The play had begun fairly cheerfully. That was at the chocolate almond stage. Then the hero had gone blind. Terrible moment! Edna had cried so much she had to borrow Jimmy's folded, smooth-feeling hand­kerchief as well. Not that crying mattered- Whole rows were in tears. Even the men blew their noses with a loud trumpeting noise and tried to peer at the pro­gramme instead of looking at the stage. Jimmy, most mercifully dry-eyed— for what would she have done without his handkerchief? — squeezed her free hand, and whispered "Cheer up, darling girl!" And it was then she had taken a last chocolate almond to please him and passed the box again. Then there had been that ghastly scene with the hero alone on the stage in a deserted room at twilight, with a band playing out­side and the sound of cheering coming from the street. He had tried — ah! how painfully, how pitifully! — to grope his way to the window. He had succeeded at last. There he stood holding the curtain while one beam of light, just one beam, shone full on his raised sightless face, and the band faded away into the dis­tance....

It was — really, it was absolutely — oh, the most — it was simply — in fact, from that moment Edna knew that life could never be the same. She drew her hand away from Jimmy's, leaned back, and shut the choco­late box for ever. This at last was love!

Edna and Jimmy were engaged. She had had her hair up for a year and a half; they had been publicly en­gaged for a year. But, they had known they were go­ing to marry each other ever since they walked in the Botanical Gardens with their nurses, and sat on the grass with a wine biscuit and a piece of barley-sugar each for their tea. It was so much an accepted thing that Edna had worn a wonderfully good imitation of an engagement-ring out of a cracker all the time she was at school. And up till now they had been devoted to each other.

But now it was over. It was so completely over that Edna found it difficult to believe that Jimmy did not realise it too. She smiled wisely, sadly, as she turned into the gardens of the Convent of the Sacred Heart and mounted the path that led through them to Hill Street. How much better to know it now than to wait until after they were married! Now it was possible that Jimmy would get over it. No, it was no use deceiving herself; he would never get over it! His life was wrecked, was ruined; that was inevitable. But he was young.... Time, people always said, Time might make a little, just a little difference. In forty years when he was an old man, he might be able to think of her calm­ly — perhaps. But she,— what did the future hold for her?
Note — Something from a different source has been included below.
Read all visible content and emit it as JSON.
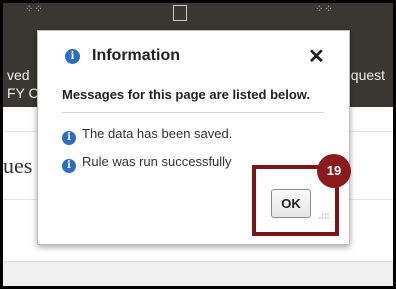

Edna had reached the top of the path. There under a new-leafed tree, hung with little bunches of white flowers, she sat down on a green bench and looked over the Convent flowerbeds. In the one nearest to her there grew tender stocks, with a border of blue, shell-like pansies, with at one corner a clump of creamy free-sias, their light spears of green criss-crossed over the flowers. The Convent pigeons were tumbling high in the air, and she could hear the voice of Sister Agnes who was giving a singing lesson. Ah-me, sounded the deep tones of the nun, and Ah-me, they were echoed....

If she did not marry Jimmy, of course she would marry nobody. The man she was in love with, the fa­mous actor — Edna had far too much common-sense not to realise that would never be. It was very odd. She didn't even want it to be. Her love was too in­tense for that. It had to be endured, silently; it had to torment her. It was, she supposed, simply that kind of. love.

"But, Ednal" cried Jimmy. "Can you never change? Can I never hope again?"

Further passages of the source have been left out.